Can you bend a laser around the Moon?
Can a laser be deflected if there were a scenario where you wanted to direct a laser towards something but the moon got in the way?
Thanks to Professor Michalis Zervas and Professor Simon Hooker for the answer!
In the far flung future, when we need to send messages out into the cosmos, we could do worse than using lasers. According to NASA, future Laser communications will enable 10 to 100 times more data transmitted back to Earth than current radio frequency systems. But what if there’s something in the way? Well perhaps gravity can help us out. Here to explain is University of Southampton’s Professor Michalis Zervas…
On a cosmic scale, it is known that light and, therefore, a laser beam can be deflected or bent around a celestial body, like the moon, due to a fascinating effect called gravitational lensing. Massive objects, such as a stars or galaxies, warp the spacetime around them, and this warping causes the path of light to curve as it passes near the celestial object.
However, compared to stars and galaxies, the moon has much, much smaller mass and, as a consequence, creates a very slight gravitational lensing effect. Therefore, its impact on laser beam bending, although theoretically present, it will be extremely subtle and typically not observable with current technologies.
So, although it will be possible to deflect a high-power laser beam around and beyond a big star or a galaxy, it cannot be done around the Moon.
Gravity is a no go for the Moon then, but what about man made stuff like mirrors and special beams? To talk us through that, the University of Oxfords Professor Simon Hooker...
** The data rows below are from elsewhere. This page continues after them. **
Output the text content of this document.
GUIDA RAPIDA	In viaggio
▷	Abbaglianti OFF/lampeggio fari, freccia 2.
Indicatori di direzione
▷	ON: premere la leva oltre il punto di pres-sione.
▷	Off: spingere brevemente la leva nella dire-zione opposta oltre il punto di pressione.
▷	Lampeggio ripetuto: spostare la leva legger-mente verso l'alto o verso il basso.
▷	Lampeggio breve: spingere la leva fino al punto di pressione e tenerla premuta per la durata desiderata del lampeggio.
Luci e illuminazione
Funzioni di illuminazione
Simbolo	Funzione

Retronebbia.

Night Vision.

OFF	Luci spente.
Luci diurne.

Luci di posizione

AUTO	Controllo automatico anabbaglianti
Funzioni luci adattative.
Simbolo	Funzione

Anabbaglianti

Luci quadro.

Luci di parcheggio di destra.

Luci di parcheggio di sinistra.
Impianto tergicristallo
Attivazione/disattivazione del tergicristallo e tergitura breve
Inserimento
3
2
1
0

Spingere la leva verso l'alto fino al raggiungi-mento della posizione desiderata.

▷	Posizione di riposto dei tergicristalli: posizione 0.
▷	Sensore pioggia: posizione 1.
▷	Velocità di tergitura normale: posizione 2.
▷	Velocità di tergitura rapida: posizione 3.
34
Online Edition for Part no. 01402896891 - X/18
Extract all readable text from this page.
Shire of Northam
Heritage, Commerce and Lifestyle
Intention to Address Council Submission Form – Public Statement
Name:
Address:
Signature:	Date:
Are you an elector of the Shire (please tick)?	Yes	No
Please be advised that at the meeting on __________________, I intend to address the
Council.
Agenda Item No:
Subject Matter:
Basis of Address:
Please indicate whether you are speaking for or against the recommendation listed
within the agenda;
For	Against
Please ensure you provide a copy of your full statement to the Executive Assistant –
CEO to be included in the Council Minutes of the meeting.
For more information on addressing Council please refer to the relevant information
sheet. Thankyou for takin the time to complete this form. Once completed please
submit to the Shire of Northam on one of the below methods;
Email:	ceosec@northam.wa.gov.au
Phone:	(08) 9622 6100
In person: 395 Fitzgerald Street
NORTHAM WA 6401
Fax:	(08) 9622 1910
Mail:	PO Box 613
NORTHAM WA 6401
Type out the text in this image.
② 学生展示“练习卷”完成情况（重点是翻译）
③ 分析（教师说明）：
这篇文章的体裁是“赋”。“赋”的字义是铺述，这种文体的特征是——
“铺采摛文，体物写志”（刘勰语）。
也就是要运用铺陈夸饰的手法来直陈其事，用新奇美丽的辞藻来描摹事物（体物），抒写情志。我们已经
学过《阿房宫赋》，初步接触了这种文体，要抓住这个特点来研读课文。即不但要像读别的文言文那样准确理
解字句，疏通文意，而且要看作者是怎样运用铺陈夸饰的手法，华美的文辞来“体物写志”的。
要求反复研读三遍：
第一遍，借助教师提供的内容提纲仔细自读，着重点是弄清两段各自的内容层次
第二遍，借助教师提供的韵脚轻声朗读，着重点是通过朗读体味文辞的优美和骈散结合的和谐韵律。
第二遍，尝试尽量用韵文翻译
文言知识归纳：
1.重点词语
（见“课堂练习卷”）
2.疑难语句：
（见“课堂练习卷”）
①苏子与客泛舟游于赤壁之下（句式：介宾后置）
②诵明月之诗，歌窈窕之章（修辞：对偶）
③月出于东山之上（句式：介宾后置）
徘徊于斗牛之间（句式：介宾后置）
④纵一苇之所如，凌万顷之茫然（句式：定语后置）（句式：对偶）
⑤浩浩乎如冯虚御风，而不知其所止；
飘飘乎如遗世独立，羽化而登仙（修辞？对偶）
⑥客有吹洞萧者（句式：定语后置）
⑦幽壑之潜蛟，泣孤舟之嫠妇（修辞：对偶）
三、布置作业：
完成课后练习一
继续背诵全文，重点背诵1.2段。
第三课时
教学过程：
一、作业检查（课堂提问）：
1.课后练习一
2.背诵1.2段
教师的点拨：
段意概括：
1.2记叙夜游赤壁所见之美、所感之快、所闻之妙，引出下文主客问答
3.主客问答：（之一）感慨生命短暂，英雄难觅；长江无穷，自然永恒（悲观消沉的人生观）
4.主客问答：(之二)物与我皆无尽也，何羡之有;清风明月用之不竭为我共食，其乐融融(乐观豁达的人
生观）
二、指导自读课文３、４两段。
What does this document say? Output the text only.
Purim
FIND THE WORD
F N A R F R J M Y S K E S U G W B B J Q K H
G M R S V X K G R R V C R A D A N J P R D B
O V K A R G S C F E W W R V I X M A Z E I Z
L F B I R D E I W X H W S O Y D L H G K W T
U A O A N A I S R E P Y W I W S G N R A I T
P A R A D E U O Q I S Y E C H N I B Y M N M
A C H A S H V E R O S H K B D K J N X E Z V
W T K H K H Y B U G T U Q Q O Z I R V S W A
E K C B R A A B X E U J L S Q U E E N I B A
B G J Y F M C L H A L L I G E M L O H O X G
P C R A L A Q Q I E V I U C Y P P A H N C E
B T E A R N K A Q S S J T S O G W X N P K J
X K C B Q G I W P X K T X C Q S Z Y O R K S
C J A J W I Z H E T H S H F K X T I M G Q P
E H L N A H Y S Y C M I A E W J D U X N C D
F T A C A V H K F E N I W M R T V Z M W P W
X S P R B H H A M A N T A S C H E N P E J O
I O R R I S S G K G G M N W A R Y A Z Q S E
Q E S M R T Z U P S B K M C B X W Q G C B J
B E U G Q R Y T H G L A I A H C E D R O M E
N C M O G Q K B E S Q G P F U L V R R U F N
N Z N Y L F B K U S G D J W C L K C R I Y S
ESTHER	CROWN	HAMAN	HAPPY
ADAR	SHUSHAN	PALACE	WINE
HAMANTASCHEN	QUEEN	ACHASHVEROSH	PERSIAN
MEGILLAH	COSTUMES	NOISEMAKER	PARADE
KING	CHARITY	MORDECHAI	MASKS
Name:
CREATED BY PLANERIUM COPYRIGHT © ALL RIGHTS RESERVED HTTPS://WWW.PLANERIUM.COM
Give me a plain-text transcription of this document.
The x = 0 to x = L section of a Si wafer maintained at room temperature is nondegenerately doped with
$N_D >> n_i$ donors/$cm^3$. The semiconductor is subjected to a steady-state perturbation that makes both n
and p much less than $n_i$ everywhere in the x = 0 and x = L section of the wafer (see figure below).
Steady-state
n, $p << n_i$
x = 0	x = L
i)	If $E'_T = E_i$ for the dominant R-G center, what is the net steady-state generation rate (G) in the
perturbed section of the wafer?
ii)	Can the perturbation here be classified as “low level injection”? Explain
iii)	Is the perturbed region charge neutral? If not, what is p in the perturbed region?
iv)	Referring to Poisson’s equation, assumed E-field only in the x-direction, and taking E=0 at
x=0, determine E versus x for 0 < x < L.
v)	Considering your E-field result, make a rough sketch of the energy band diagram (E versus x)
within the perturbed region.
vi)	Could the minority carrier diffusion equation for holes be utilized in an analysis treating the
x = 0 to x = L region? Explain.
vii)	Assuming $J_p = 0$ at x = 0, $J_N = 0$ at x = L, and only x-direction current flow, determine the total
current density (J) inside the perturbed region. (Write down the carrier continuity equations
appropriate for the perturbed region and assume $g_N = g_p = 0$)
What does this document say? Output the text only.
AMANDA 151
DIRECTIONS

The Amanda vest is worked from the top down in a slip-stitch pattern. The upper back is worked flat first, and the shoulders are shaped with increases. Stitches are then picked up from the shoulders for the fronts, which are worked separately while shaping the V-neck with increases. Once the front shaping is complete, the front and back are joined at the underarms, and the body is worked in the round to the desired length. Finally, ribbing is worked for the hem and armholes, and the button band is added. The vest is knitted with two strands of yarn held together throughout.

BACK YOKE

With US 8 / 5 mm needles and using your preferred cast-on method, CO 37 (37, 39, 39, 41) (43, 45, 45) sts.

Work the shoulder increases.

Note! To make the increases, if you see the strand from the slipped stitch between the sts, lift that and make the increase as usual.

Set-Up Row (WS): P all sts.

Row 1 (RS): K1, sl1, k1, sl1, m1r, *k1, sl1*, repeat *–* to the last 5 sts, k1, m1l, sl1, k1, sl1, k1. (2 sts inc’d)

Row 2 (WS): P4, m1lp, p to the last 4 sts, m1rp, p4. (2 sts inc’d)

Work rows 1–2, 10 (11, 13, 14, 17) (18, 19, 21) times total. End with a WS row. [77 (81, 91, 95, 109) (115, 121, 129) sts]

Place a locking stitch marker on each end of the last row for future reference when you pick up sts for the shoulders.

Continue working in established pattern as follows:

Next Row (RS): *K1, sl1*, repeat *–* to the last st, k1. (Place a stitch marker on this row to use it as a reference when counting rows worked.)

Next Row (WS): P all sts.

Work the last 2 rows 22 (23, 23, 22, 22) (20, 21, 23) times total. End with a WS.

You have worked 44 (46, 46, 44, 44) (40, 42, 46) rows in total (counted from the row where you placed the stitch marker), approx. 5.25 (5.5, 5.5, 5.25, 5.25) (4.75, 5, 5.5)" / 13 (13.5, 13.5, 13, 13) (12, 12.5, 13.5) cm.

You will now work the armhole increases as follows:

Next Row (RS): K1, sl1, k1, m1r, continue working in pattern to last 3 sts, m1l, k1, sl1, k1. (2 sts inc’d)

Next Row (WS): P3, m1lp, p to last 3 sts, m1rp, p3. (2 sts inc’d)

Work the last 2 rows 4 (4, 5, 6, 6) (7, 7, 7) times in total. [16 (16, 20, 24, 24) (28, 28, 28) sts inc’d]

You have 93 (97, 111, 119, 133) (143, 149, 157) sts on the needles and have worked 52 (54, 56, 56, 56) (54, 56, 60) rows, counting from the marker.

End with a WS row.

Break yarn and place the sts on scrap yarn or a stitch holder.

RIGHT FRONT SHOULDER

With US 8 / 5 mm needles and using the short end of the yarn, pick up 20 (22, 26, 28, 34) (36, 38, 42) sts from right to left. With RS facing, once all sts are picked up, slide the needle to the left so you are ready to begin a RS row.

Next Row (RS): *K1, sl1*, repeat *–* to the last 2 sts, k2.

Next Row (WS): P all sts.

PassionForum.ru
Setting aside the problem of getting the mirrors in the right place, and keeping them there, you’d find that they’d need to be very large. This is because the laser beam will naturally expand on its way to the moon due to a process known as diffraction. Perhaps paradoxically, first expanding the laser on Earth helps, but even if you launched a beam with a diameter of 1 m, it would expand to nearly 200 m on arriving at the moon. So you’d need to put some pretty big mirrors in space!
Something else you might try is a special kind of optical beam known as a “Bessel” beam. This can be made by passing a laser beam through a glass cone, which converts the beam to a conical beam. We can think of a conical beam as being made up of lots of beams all heading from points around the rim of a circle to the axis of the glass cone. These beams all overlap at points along the axis to give a very bright central spot, that looks just like a focused laser beam. Bessel beams have “self-healing” properties. This means that if an obstacle is placed in its way, the central bright spot will be blocked. But, all the laser light away from the axis will go round the object, and this can “re-build” a bright central spot at points downstream. So, it looks just as if the beam has re-built itself —or self-healed!
Could we use this self-healing property to project a beam “through” the moon? In principle yes, but at the moon the diameter of the conical beam would need to be many times that of the moon (so that the light going round the moon can re-build the Bessel focus beyond the moon). On Earth, the beam would need to be bigger still … which would be expensive and unwieldy. So, on balance, I think that it would be easier to wait a few days for the moon to move out of the way!